Even if you are only migrating a handful of applications to AWS, invest in developing a standard set of architecture templates that can be reused in multiple contexts. These templates, usually developed in AWS CloudFormation, mean that spinning up a new standard AWS environment is fast, each environment has “built in” standards for network, access, naming, etc., and these templates then form the central source of truth into how a system is architected.

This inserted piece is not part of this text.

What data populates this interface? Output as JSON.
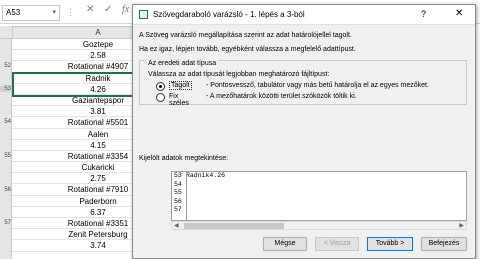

For organizations that lack the time or expertise to create such templates, find a cloud service provider with a dedicated DevOps team that is focused on creating custom infrastructure automation software. That template can save you hundreds of hours of manual work and reduce the risk of configuration drift.
—-
At a time of upheaval and transition in the health care industry, health IT is feeling pressure not just to digitize records, but to use technology to bring real value to patients. AWS and its partner network help health care organizations focus on applications that deliver better care, not on managing infrastructure — and could be the key to unlocking real value in health IT.